2.2 WFC3 File Structure

All WFC3 science data products are two-dimensional images that are stored in Multi-Extension FITS files. All images taken during an exposure are bundled in a single FITS file, with each image stored in a separate FITS image extension (see Section 2.2 of the Introduction to the HST Data Handbooks). The WFC3 file structure differs for UVIS and IR data, as explained in the following sections.

2.2.1 UVIS Channel File Structure

The WFC3 UVIS detector is similar in structure to the ACS WFC detector, with two chips butted together to form a complete detector array. As shown in Figure 2.1, each chip has 4096 × 2051 imaging pixels, with 19 rows and 30 columns of virtual overscan at the long and short inside edges respectively, and 25 columns of physical overscan on each side.
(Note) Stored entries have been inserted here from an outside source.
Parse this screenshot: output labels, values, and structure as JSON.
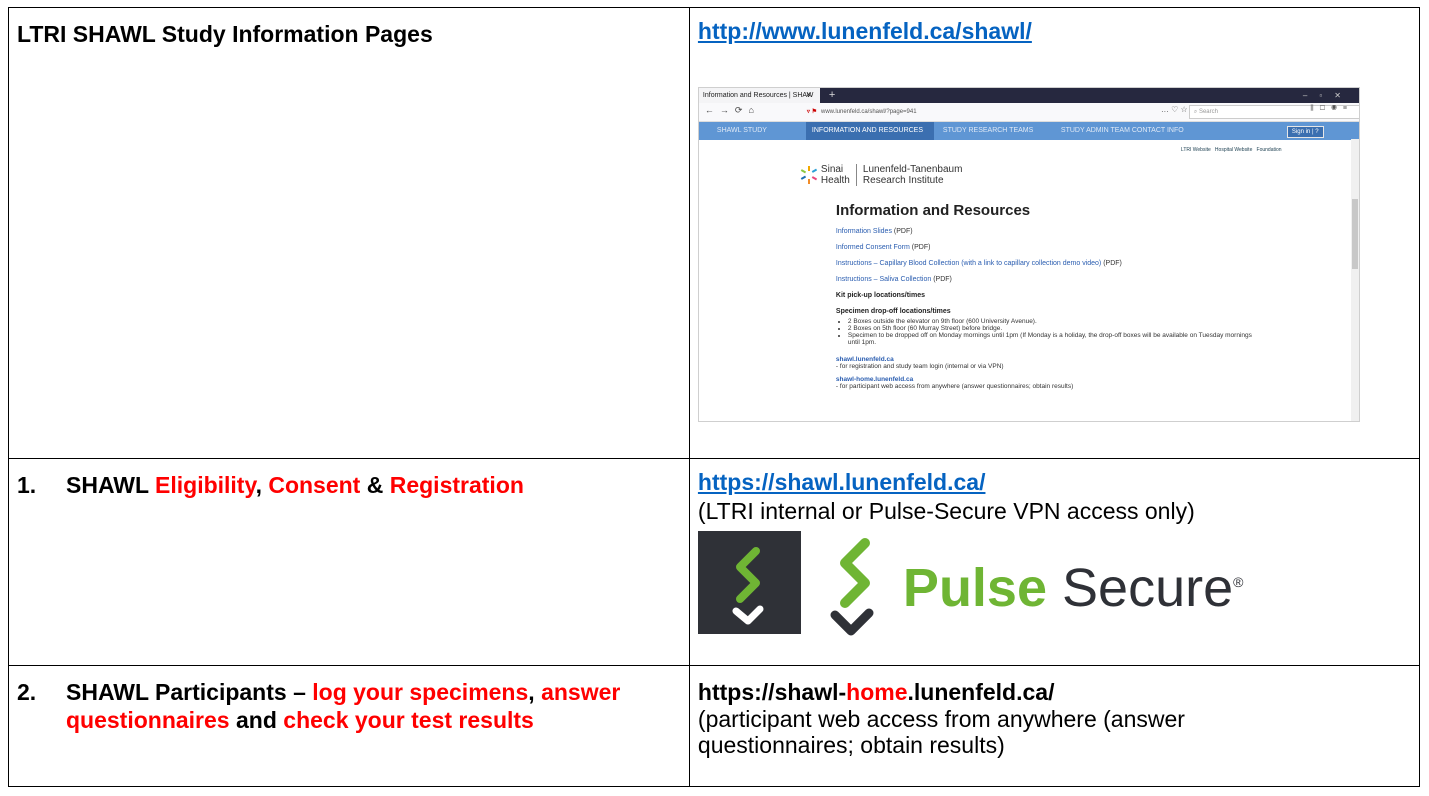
{
  "row1": {
    "left_title": "LTRI SHAWL Study Information Pages",
    "link": "http://www.lunenfeld.ca/shawl/",
    "screenshot": {
      "tab_title": "Information and Resources | SHAW",
      "url": "www.lunenfeld.ca/shawl/?page=941",
      "search_placeholder": "Search",
      "nav_items": [
        "SHAWL STUDY",
        "INFORMATION AND RESOURCES",
        "STUDY RESEARCH TEAMS",
        "STUDY ADMIN TEAM CONTACT INFO"
      ],
      "sign_in": "Sign in",
      "help": "?",
      "top_links": [
        "LTRI Website",
        "Hospital Website",
        "Foundation"
      ],
      "logo_left_1": "Sinai",
      "logo_left_2": "Health",
      "logo_right_1": "Lunenfeld-Tanenbaum",
      "logo_right_2": "Research Institute",
      "page_title": "Information and Resources",
      "links": [
        {
          "text": "Information Slides",
          "suffix": " (PDF)"
        },
        {
          "text": "Informed Consent Form",
          "suffix": " (PDF)"
        },
        {
          "text": "Instructions – Capillary Blood Collection (with a link to capillary collection demo video)",
          "suffix": " (PDF)"
        },
        {
          "text": "Instructions – Saliva Collection",
          "suffix": " (PDF)"
        }
      ],
      "kit_heading": "Kit pick-up locations/times",
      "dropoff_heading": "Specimen drop-off locations/times",
      "bullets": [
        "2 Boxes outside the elevator on 9th floor (600 University Avenue).",
        "2 Boxes on 5th floor (60 Murray Street) before bridge.",
        "Specimen to be dropped off on Monday mornings until 1pm (If Monday is a holiday, the drop-off boxes will be available on Tuesday mornings until 1pm."
      ],
      "site1": "shawl.lunenfeld.ca",
      "site1_desc": "- for registration and study team login (internal or via VPN)",
      "site2": "shawl-home.lunenfeld.ca",
      "site2_desc": "- for participant web access from anywhere (answer questionnaires; obtain results)"
    }
  },
  "row2": {
    "number": "1.",
    "title_start": "SHAWL ",
    "title_red1": "Eligibility",
    "title_sep1": ", ",
    "title_red2": "Consent",
    "title_sep2": " & ",
    "title_red3": "Registration",
    "link": "https://shawl.lunenfeld.ca/",
    "note": "(LTRI internal or Pulse-Secure VPN access only)",
    "logo_pulse": "Pulse",
    "logo_secure": "Secure",
    "logo_reg": "®"
  },
  "row3": {
    "number": "2.",
    "title_start": "SHAWL Participants – ",
    "title_red1": "log your specimens",
    "title_sep1": ", ",
    "title_red2": "answer questionnaires",
    "title_sep2": " and ",
    "title_red3": "check your test results",
    "url_a": "https://shawl-",
    "url_b": "home",
    "url_c": ".lunenfeld.ca/",
    "note": "(participant web access from anywhere (answer questionnaires; obtain results)"
  },
  "colors": {
    "red": "#ff0000",
    "link": "#0563c1",
    "nav": "#5f96d4",
    "pulse_green": "#6fb534"
  }
}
As a result, full-frame raw images have a total of 4206 × 4140 pixels, and after overscan subtraction in the calibration process, calibrated images have a total of 4096 × 4102 pixels.
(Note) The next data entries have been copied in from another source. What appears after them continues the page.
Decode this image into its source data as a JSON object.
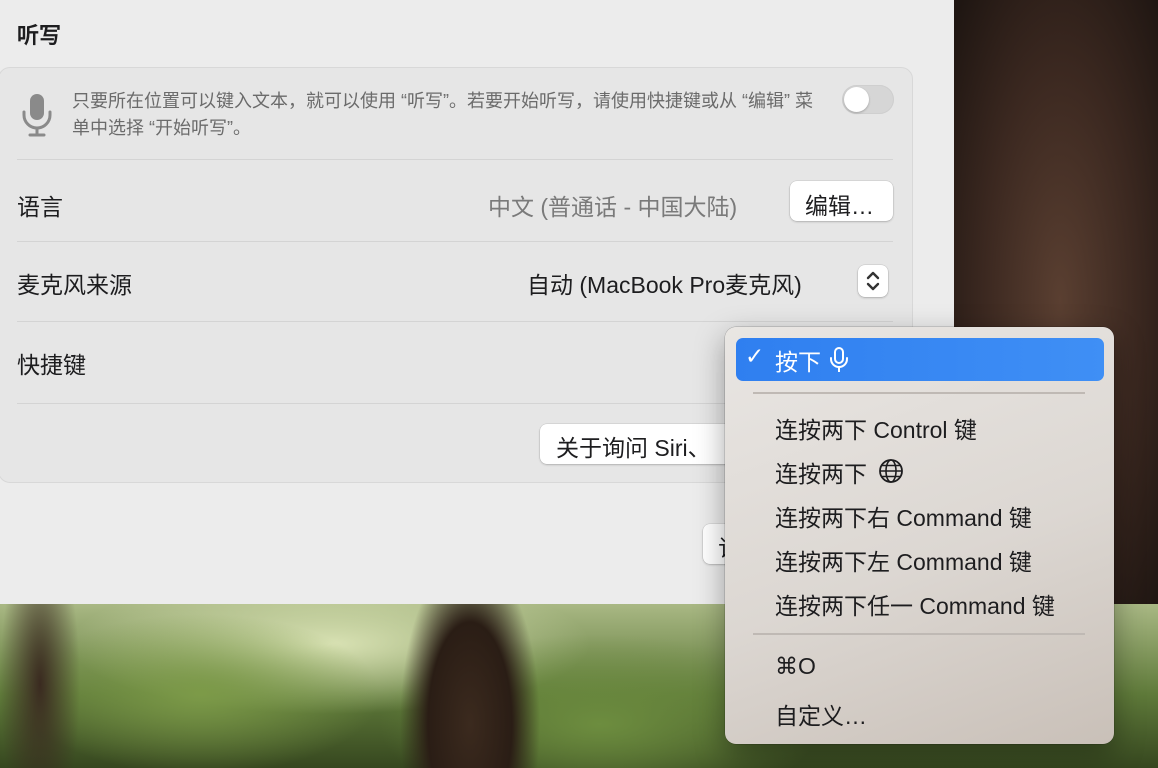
{
  "section": {
    "title": "听写"
  },
  "dictation": {
    "description": "只要所在位置可以键入文本，就可以使用 “听写”。若要开始听写，请使用快捷键或从 “编辑” 菜单中选择 “开始听写”。",
    "toggle_on": false
  },
  "language": {
    "label": "语言",
    "value": "中文 (普通话 - 中国大陆)",
    "edit_button": "编辑…"
  },
  "microphone": {
    "label": "麦克风来源",
    "value": "自动 (MacBook Pro麦克风)"
  },
  "shortcut": {
    "label": "快捷键"
  },
  "about_button": "关于询问 Siri、",
  "partial_button": "订",
  "menu": {
    "checkmark": "✓",
    "items": [
      {
        "label": "按下",
        "icon": "mic-icon",
        "selected": true
      },
      {
        "label": "连按两下 Control 键"
      },
      {
        "label": "连按两下",
        "icon": "globe-icon"
      },
      {
        "label": "连按两下右 Command 键"
      },
      {
        "label": "连按两下左 Command 键"
      },
      {
        "label": "连按两下任一 Command 键"
      },
      {
        "label": "⌘O"
      },
      {
        "label": "自定义…"
      }
    ]
  },
  "colors": {
    "accent": "#2f7ff0",
    "window_bg": "#ececec"
  }
}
The UVIS detector operates only in ACCUM mode to produce time-integrated images. The data read from the two chips are stored in separate image sets, or "imsets" (see Section 2.2 of the Introduction to the HST Data Handbooks) within a single FITS file. Each imset contains three data arrays that are stored in three separate images extensions:

• the science image (SCI)
• the error array (ERR)
• the data quality array (DQ)

When the user retrieves their data from the archive, the system delivers calibrated data which are processed by both CALWFC3 and AstroDrizzle. The AstroDrizzle step updates the header astrometric information, and adds 9 additional extensions to the final _flt or _flc files. In addition, with the release in Dec 2019 of improved astrometric corrections for WFC3, additional "headerlet" extensions, which encapsulate WCS information, will be appended to the _flt or _flc files. Thus, the FITS file corresponding to a single full-frame calibrated UVIS exposure has a minimum of 16 extensions and potentially more depending on the available astrometric solutions (as summarized in Table 2.5.)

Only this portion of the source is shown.